Rocky Mountain - 55th Annual Meeting (May 7-9, 2003)

Paper No. 3
Presentation Time: 1:00 PM-5:00 PM

NONMARINE BIVALVES (UNIONOIDA: ANTHRACOSIIDAE) FROM THE LOWER PERMIAN (WOLFCAMPIAN) WELLES QUARRY, ARROYO DEL AGUA, NORTH-CENTRAL NEW MEXICO


RINEHART, Larry F.1, LUCAS, Spencer G.1, HECKERT, Andrew B.2, ZEIGLER, Kate E.1, BERMAN, David S.3 and HENRICI, Amy3, (1)New Mexico Museum of Nat History, 1801 Mountain Road NW, Albuquerque, NM 87104, (2)New Mexico Museum of Nat History, 1801 Mountain Rd NW, Albuquerque, NM 87104, (3)Carnegie Museum of Nat History, 4400 Forbes Ave, Pittsburgh, PA 15213, henricia@carnegiemuseums.org

The Welles Quarry (NMMNH locality 4825) is one of several pond/crevasse splay deposits in the Cutler Formation exposures near Loma Salazar in the Arroyo del Agua collecting area, Rio Arriba County, New Mexico. The quarry yields fish, amphibian, reptile, invertebrate, and plant fossils of Wolfcampian age. We describe a rich deposit of thin-shelled, freshwater bivalves from the quarry.

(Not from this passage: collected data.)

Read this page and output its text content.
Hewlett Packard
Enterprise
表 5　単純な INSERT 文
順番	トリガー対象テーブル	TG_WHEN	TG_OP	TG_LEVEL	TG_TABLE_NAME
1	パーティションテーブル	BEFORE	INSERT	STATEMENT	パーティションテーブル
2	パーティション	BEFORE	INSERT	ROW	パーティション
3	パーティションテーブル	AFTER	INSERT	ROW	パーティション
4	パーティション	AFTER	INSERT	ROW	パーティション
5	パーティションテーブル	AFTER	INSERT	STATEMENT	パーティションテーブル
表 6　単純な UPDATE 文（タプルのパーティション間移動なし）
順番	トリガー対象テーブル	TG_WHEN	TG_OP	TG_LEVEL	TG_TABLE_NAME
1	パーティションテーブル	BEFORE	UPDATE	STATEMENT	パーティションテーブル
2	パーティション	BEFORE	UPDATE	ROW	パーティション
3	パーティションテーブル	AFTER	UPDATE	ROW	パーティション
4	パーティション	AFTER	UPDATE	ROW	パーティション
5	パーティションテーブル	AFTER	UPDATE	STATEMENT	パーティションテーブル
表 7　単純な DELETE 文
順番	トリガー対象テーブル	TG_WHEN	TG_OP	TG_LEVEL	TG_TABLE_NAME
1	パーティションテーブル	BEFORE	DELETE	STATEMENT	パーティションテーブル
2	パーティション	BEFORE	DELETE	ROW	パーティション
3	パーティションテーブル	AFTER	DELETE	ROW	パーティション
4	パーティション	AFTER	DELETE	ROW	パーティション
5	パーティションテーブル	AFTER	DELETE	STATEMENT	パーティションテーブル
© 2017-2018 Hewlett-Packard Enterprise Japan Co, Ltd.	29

The clams are preserved as external and (rarely) internal casts with a few shell fragments in laminar gray and dark red, micaceous muddy shale. Typical presentation is with the paired valves wide open (~180o), the hinge intact, and exterior surfaces facing up. Fish scales, coprolites, and disarticulated bones are common in the clam-bearing facies.

The clams are equivalved, inequilateral, and elongate oval in shape. Ligaments are external and opistodetic, hinges are straight and edentate, and adductor muscle scars are absent or not preserved. Length ranges from ~ 1 to ~ 23 mm. Umbones are slightly inflated and located at ~ 0.25 of length from the anterior end. Ornamentation consists only of concentric growth ridges. Two variants, one with a rounded posterior end, and the other more blunt, may represent sexual dimorphs. Allometric height-to-length ratio (=0.45) and overall morphology are identical to the Guadalupian-Lopingian age anthracosiid, Palaeanodonta parallela, known from the Lower Beaufort Series of the Karroo basin in South Africa, and the Tatarian of Russia. However, due to the large temporal and geographic range differences between P. parallela and the Welles Quarry specimens, we provisionally assign the clams to Palaeanodonta cf. P. parallela. This is the first report of Palaeanodonta from the Permian of North America, and a substantial extension of its stratigraphic range from the Middle Permian to nearly the base of the Permian.